Ambas as partes ficaram quietas. A aura pesada do rei era como uma corrente ao redor do pescoço, tirava o ar até dos seres que não podiam respirar por não terem órgãos.

Aconteceu que sobrou para o 1° colocado do ranking dos generais falar alguma coisa, além do mais, melhorar o humor era também um dever seu que ocasionalmente aparecia.

— Escutem o líder e se juntem numa trégua temporária, amigos. Se quiserem, enfrentem o humano um a um como forma de se provarem dignos do que falam.

A tal pessoa abriu um sorriso largo. Seu rosto estava escondido por um manto pesado e seu semblante era indecifrável pelo conjunto de sombras que o escondiam.

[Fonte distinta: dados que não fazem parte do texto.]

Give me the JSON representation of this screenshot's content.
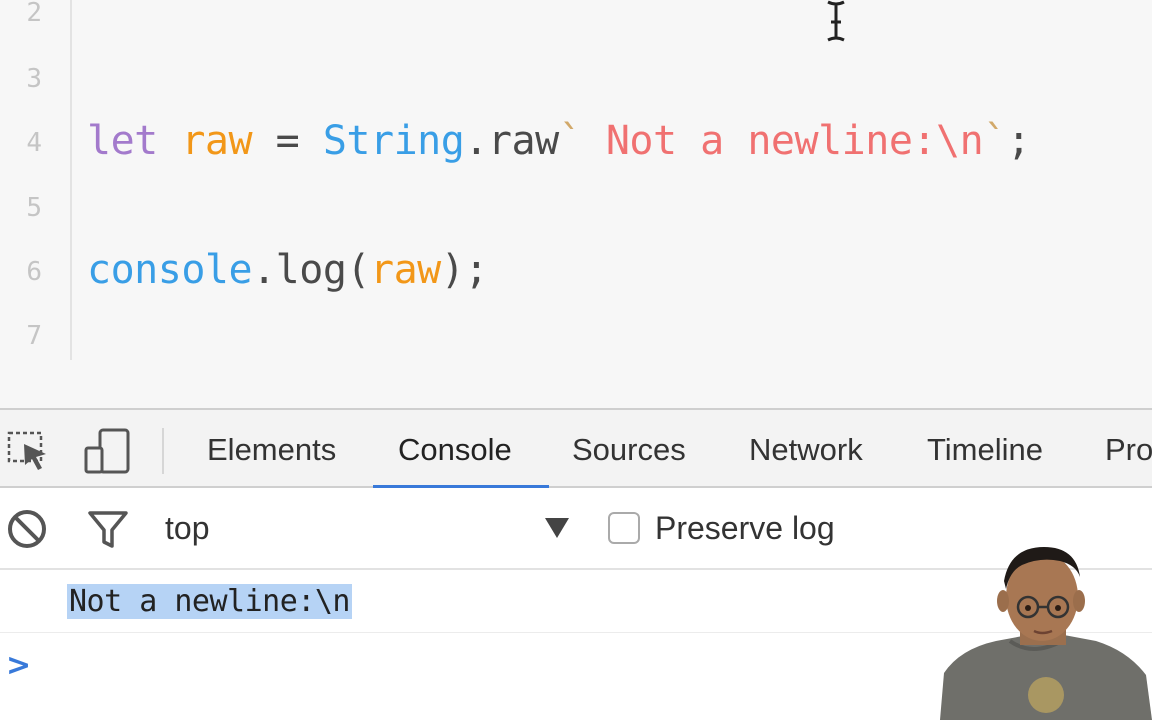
{
  "editor": {
    "lines": [
      {
        "num": "2",
        "tokens": []
      },
      {
        "num": "3",
        "tokens": []
      },
      {
        "num": "4",
        "tokens": [
          {
            "t": "let",
            "c": "kw"
          },
          {
            "t": " ",
            "c": "op"
          },
          {
            "t": "raw",
            "c": "var"
          },
          {
            "t": " = ",
            "c": "op"
          },
          {
            "t": "String",
            "c": "cls"
          },
          {
            "t": ".raw",
            "c": "fn"
          },
          {
            "t": "`",
            "c": "tick"
          },
          {
            "t": " Not a newline:\\n",
            "c": "str"
          },
          {
            "t": "`",
            "c": "tick"
          },
          {
            "t": ";",
            "c": "punc"
          }
        ]
      },
      {
        "num": "5",
        "tokens": []
      },
      {
        "num": "6",
        "tokens": [
          {
            "t": "console",
            "c": "cls"
          },
          {
            "t": ".log(",
            "c": "fn"
          },
          {
            "t": "raw",
            "c": "var"
          },
          {
            "t": ");",
            "c": "punc"
          }
        ]
      },
      {
        "num": "7",
        "tokens": []
      }
    ]
  },
  "devtools": {
    "tabs": [
      "Elements",
      "Console",
      "Sources",
      "Network",
      "Timeline",
      "Pro"
    ],
    "active_tab": "Console",
    "toolbar": {
      "inspect_icon": "inspect-element-icon",
      "device_icon": "device-mode-icon"
    },
    "filter": {
      "clear_icon": "clear-console-icon",
      "filter_icon": "filter-icon",
      "context": "top",
      "preserve_log_label": "Preserve log",
      "preserve_log_checked": false
    },
    "console": {
      "output": "Not a newline:\\n",
      "prompt": ">"
    }
  },
  "colors": {
    "active_tab_accent": "#3879d9",
    "selection": "#b6d3f5",
    "keyword": "#a37acc",
    "variable": "#f29718",
    "class": "#399ee6",
    "string": "#f07171"
  }
}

— Hah, deveria estar do meu lado, Philomeu — reclamou Aegis, arrumando uma mecha do cabelo. — O plano de enviar nos enviar um por um é inútil, seria a maior idiotice já cometida por qualquer um. O melhor é nós irmos todos juntos de uma vez.

— Também recomendaria fazerem isso — disse Igibris, apoiando a lança em seu ombro e dobrando as pernas sobre a mesa de reunião. — Aquele humano é fora da curva e diferente dos anteriores. Não o subestimem e vão com força total, caso se segurem, sofrerão consequências piores do que uma simples humilhação.

O ar gelou por um momento. A forma como o rei demônio falava não parecia brincadeira, e logo os três concordaram em unir forças para logo terem uma grande chance de ganharem.

No entanto, antes de saírem da sala, um som ecoou do teto. Era como se alguma coisa estivesse caindo, até que uma armadura viva feita de metal negro despencou e destruiu a mesa inteira.

Igibris olhou para Jigolah caído, olhou para o buraco no teto, depois olhou para a armadura de novo e para cima. 

“Por que tudo está voando para cima e para baixo quando o vulcão tem sequer um suporte aéreo…?”

A dúvida permeou a cabeça do rei demônio pelo resto do dia, e agora ele não podia ficar em paz sem de momento em momento ver a janela para ter certeza de que mais nada estava voando.